Tips for Effective Trance Inductions

How to professionally initiate a trance induction:

  • What you say is less important than how you say it. The voice plays a special role in trance work.
  • Refer back to earlier trance experiences: Have the person describe exactly how they entered a trance state in the past.
  • Spontaneous trance states: Describe everyday trance states—e.g., while driving, during a boring class, through repetition or monotony.
  • By systematically matching predicates and then linguistically shifting into another sensory system (leading), clients can begin to perceive the experience in a different (sensory) way.
  • Overload: Humans can consciously process about seven (±2) sources of information simultaneously. When more stimuli are introduced, the conscious mind becomes overloaded, allowing information to pass directly to the unconscious. To ensure overload works, involve all sensory channels.
  • The power of personal presence: Tell someone convincingly that they can go into trance.
  • Nested realities (a story within a story): Overwhelm the conscious capacities. Insert suggestions within a narrative—something the conscious mind might otherwise resist.
  • Quoting: When you quote, you frame your behavior as if saying, “I’m not saying this myself—I’m just recounting an experience I had.” Of course, within that story you can embed any induction you like, with full impact.
  • Pattern interruption is perhaps the fastest way to knock a client out of their “map of the world.” A fixed behavioral pattern is interrupted before it can complete. Possible methods include sudden shifts in tone, rhythm, or activity.
  • Pseudo-orientation in time: Lead the client into a trance, project them into the future, and presuppose that the problem that brought them to you has already been solved. Then ask them to recall in detail how they solved it, what you as the therapist did, and what helped most.

Inducing Trance

Guidelines for Ending a Trance

Tips and considerations for ending a trance—how to bring the client back effectively.

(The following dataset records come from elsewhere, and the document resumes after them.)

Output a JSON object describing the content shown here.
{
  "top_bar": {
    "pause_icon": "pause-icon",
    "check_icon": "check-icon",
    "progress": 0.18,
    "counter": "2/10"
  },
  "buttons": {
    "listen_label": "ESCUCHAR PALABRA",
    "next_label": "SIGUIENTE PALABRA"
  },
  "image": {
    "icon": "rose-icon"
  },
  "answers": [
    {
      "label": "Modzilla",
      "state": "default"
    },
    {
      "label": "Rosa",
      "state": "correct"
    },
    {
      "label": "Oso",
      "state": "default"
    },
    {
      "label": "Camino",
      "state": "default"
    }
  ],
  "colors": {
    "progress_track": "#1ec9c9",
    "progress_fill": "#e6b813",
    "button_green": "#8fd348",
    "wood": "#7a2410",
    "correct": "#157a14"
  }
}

Just as it takes time to lead someone into trance, it is also important to allow enough time for them to return. One option is to use phrasing that lets the client end the trance at their own pace, or to count down from 10 to 1, with the number 1 signaling a full return to the here-and-now.

Be sure to remove all suggestions given during trance, such as feelings of lightness, heaviness, amnesia, etc.

Use closing suggestions like: “When you open your eyes, you can feel refreshed, rested, and alert.”

You can also give post-hypnotic suggestions so that the client can enter trance more easily and deeply next time.

Ensure that the client has truly exited the trance by checking their sensory responses and reactions.

If necessary, the trance observer can assist the client in standing up or leaving the space safely.